May 5, 2015

ORWELLIAN DOUBLETHINK, RAPE EDITION: “Inspired by the recent performance of The Vagina Monologues” on the Claremont-McKenna College campus, student Jordan Bosiljevac has penned an exegesis of the progressive view of sexual relationships, titled, “Why Yes Can Mean No.”  Ms. Bosiljevac explains:

In discussing this experience with friends, we coined the term “raped by rape culture” to describe what it was like to say yes, coerced by the culture that had raised us and the systems of power that worked on us, and to still want ‘no.’ Sometimes, for me, there was obligation from already having gone back to someone’s room, not wanting to ruin a good friendship, loneliness, worry that no one else would ever be interested, a fear that if I did say no, they might not stop, the influence of alcohol, and an understanding that hookups are “supposed” to be fun.

For me, and many others like me, consent isn’t easy. Yes doesn’t always mean yes, and we misplaced ‘no’ several years ago. This experience isn’t random, but disproportionately affects oppressed communities. Consent is a privilege, and it was built for wealthy, heterosexual, cis, white, western, able-bodied masculinity. When society has taught some of us to take up as little space as possible, to take all attention as flattery, and to be truly grateful that anyone at all could want our bodies or love, it isn’t always our choice to say yes.

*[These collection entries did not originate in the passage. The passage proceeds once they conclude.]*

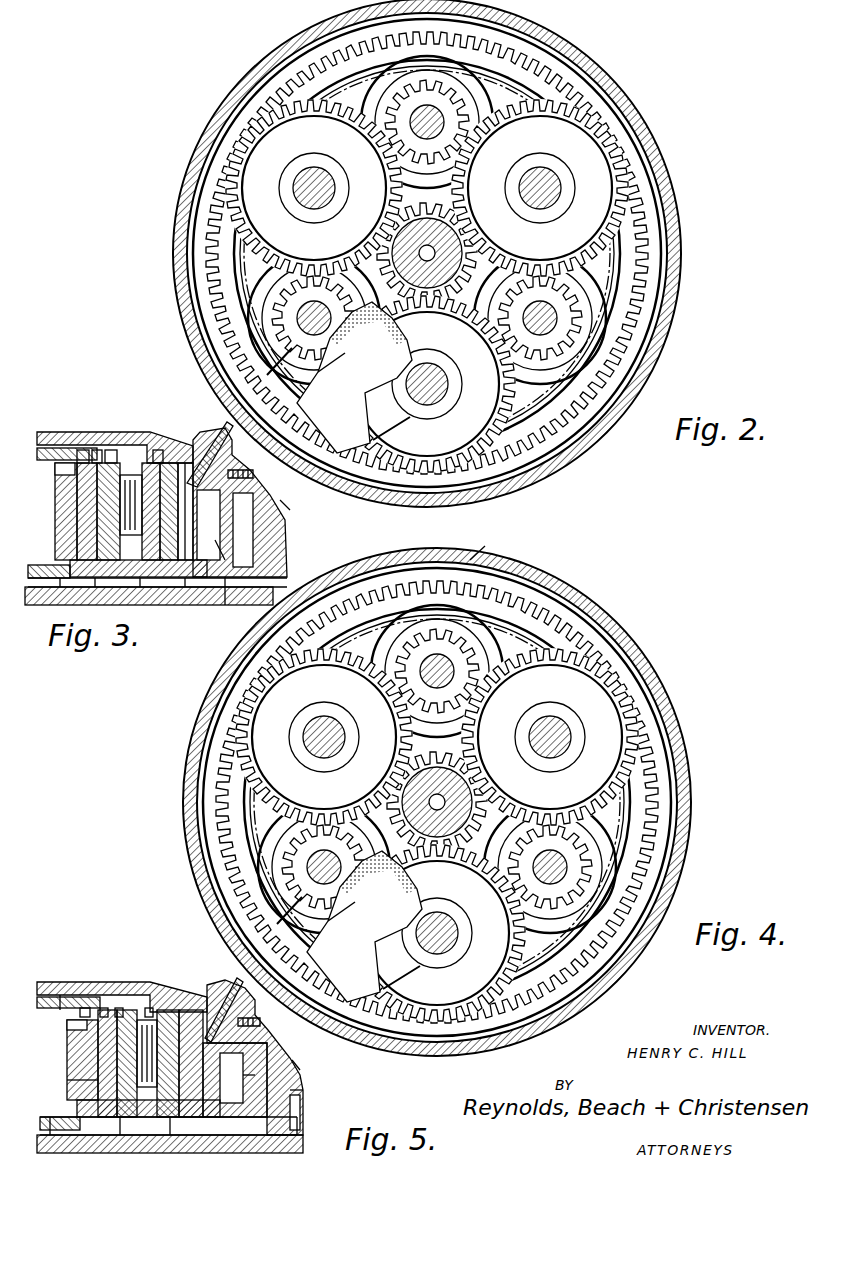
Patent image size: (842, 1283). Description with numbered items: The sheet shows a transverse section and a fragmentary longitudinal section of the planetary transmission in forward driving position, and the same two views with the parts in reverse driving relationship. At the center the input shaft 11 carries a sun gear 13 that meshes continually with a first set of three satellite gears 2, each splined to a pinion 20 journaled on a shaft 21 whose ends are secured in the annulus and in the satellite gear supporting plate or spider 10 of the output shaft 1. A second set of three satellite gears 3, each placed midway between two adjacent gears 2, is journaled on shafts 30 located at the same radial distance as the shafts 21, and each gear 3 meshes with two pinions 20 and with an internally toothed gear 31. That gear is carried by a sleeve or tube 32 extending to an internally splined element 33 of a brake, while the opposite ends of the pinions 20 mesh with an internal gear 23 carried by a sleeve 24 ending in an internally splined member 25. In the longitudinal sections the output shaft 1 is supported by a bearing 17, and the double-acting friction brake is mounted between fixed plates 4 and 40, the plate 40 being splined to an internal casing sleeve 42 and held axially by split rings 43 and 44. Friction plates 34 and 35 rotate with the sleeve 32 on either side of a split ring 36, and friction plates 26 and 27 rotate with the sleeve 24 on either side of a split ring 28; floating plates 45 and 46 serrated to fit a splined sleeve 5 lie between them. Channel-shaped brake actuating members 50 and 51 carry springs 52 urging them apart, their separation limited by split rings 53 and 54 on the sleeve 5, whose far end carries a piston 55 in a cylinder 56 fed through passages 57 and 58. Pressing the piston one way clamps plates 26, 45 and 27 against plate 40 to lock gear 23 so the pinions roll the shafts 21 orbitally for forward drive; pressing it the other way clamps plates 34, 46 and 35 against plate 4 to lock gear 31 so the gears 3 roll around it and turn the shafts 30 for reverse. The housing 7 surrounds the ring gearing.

In FIG. 3, the output shaft 1 is at (225, 605).
In FIG. 5, the output shaft 1 is at (297, 1135).
In FIG. 2, the satellite gears 2 is at (427, 220).
In FIG. 4, the satellite gears 2 is at (437, 731).
In FIG. 2, the satellite gears 3 is at (427, 286).
In FIG. 4, the satellite gears 3 is at (437, 835).
In FIG. 3, the fixed friction plate 4 is at (215, 560).
In FIG. 5, the fixed friction plate 4 is at (243, 1075).
In FIG. 3, the sleeve 5 is at (70, 566).
In FIG. 5, the sleeve 5 is at (77, 1106).
In FIG. 2, the housing 7 is at (253, 0).
In FIG. 2, the satellite gear supporting plate or spider 10 is at (339, 377).
In FIG. 4, the satellite gear supporting plate or spider 10 is at (349, 926).
In FIG. 2, the input shaft 11 is at (404, 250).
In FIG. 4, the input shaft 11 is at (417, 798).
In FIG. 2, the sun gear 13 is at (442, 253).
In FIG. 4, the sun gear 13 is at (453, 802).
In FIG. 5, the bearing 17 is at (300, 1110).
In FIG. 2, the pinions 20 is at (517, 211).
In FIG. 4, the pinions 20 is at (526, 761).
In FIG. 2, the shaft 21 is at (427, 220).
In FIG. 4, the shaft 21 is at (437, 769).
In FIG. 2, the internal gear 23 is at (511, 355).
In FIG. 4, the internal gear 23 is at (521, 895).
In FIG. 3, the sleeve 24 is at (40, 460).
In FIG. 5, the sleeve 24 is at (40, 1008).
In FIG. 5, the internally splined member 25 is at (62, 1010).
In FIG. 3, the friction ring or plate 26 is at (83, 450).
In FIG. 5, the friction ring or plate 26 is at (85, 1008).
In FIG. 3, the friction ring or plate 27 is at (110, 450).
In FIG. 5, the friction ring or plate 27 is at (119, 1008).
In FIG. 3, the split ring 28 is at (97, 450).
In FIG. 5, the split ring 28 is at (104, 1008).
In FIG. 2, the shafts 30 is at (427, 286).
In FIG. 4, the shafts 30 is at (437, 835).
In FIG. 2, the internally toothed gear 31 is at (445, 253).
In FIG. 4, the internally toothed gear 31 is at (455, 802).
In FIG. 3, the sleeve or tube 32 is at (45, 432).
In FIG. 5, the sleeve or tube 32 is at (50, 982).
In FIG. 3, the element 33 is at (227, 422).
In FIG. 5, the element 33 is at (237, 980).
In FIG. 3, the friction plate or ring 34 is at (151, 463).
In FIG. 5, the friction plate or ring 34 is at (127, 1063).
In FIG. 3, the friction plate or ring 35 is at (186, 463).
In FIG. 5, the friction plate or ring 35 is at (191, 1010).
In FIG. 3, the split ring 36 is at (169, 463).
In FIG. 5, the split ring 36 is at (168, 1010).
In FIG. 3, the fixed friction plate 40 is at (55, 527).
In FIG. 5, the fixed friction plate 40 is at (82, 1077).
In FIG. 3, the internal sleeve 42 is at (32, 565).
In FIG. 5, the internal sleeve 42 is at (42, 1117).
In FIG. 3, the split ring 43 is at (30, 605).
In FIG. 5, the split ring 43 is at (50, 1117).
In FIG. 3, the split ring 44 is at (60, 587).
In FIG. 5, the split ring 44 is at (60, 1153).
In FIG. 3, the floating friction plate 45 is at (97, 510).
In FIG. 5, the floating friction plate 45 is at (67, 1060).
In FIG. 3, the floating friction plate 46 is at (185, 587).
In FIG. 5, the floating friction plate 46 is at (235, 1080).
In FIG. 3, the brake actuating friction member 50 is at (131, 475).
In FIG. 5, the brake actuating friction member 50 is at (137, 1040).
In FIG. 3, the brake actuating friction member 51 is at (158, 450).
In FIG. 5, the brake actuating friction member 51 is at (149, 1008).
In FIG. 3, the springs 52 is at (77, 492).
In FIG. 5, the springs 52 is at (108, 1010).
In FIG. 3, the split ring 53 is at (95, 587).
In FIG. 5, the split ring 53 is at (120, 1135).
In FIG. 3, the split ring 54 is at (140, 587).
In FIG. 5, the split ring 54 is at (170, 1135).
In FIG. 3, the piston 55 is at (243, 547).
In FIG. 5, the piston 55 is at (275, 1092).
In FIG. 3, the cylinder 56 is at (270, 478).
In FIG. 5, the cylinder 56 is at (268, 1030).
In FIG. 3, the passage 57 is at (253, 474).
In FIG. 5, the passage 57 is at (260, 1022).
In FIG. 3, the passage 58 is at (283, 506).
In FIG. 5, the passage 58 is at (300, 1068).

. . . . When you’re poor, disabled, queer, non-white, trans, or feminine, ‘no’ isn’t for you. I don’t mean to insist that every person oppressed in these systems of power can’t have empowering consensual experiences, and I know many who do. What I do mean to say is that for me, finding ‘no’ is a process, consent is elusive, and sometimes, even when people don’t mean to—they hurt me.

It should be sufficient to point out that consent is the basis of much of law, and if “yes” doesn’t mean “yes,” then there will be no objectively fair principles upon which to judge human interactions, whether one is “wealthy, cis, white, wester, able-bodied” or otherwise.  Ms. Bosiljevac may not yet understand it, but the presumption that individuals– other than minors or those non compos mentis— are capable of giving consent to transactions evinces a deep respect for individualism, and indeed is the embodiment of equal treatment under law that progressives such as she purport to support.  It is also a fundamental basis for the legitimacy of any government–progressive or otherwise. In the words of the Declaration of Independence,

We hold these truths to be self-evident, that all men are created equal, that they are endowed by their Creator with certain unalienable Rights, that among these are Life, Liberty and the pursuit of Happiness.–That to secure these rights, Governments are instituted among Men, deriving their just powers from the consent of the governed 

Perhaps Ms. Bosiljevac should brush up on her liberal political theory.  She should have a lot of time, since I rather suspect she won’t be getting any dates anytime soon.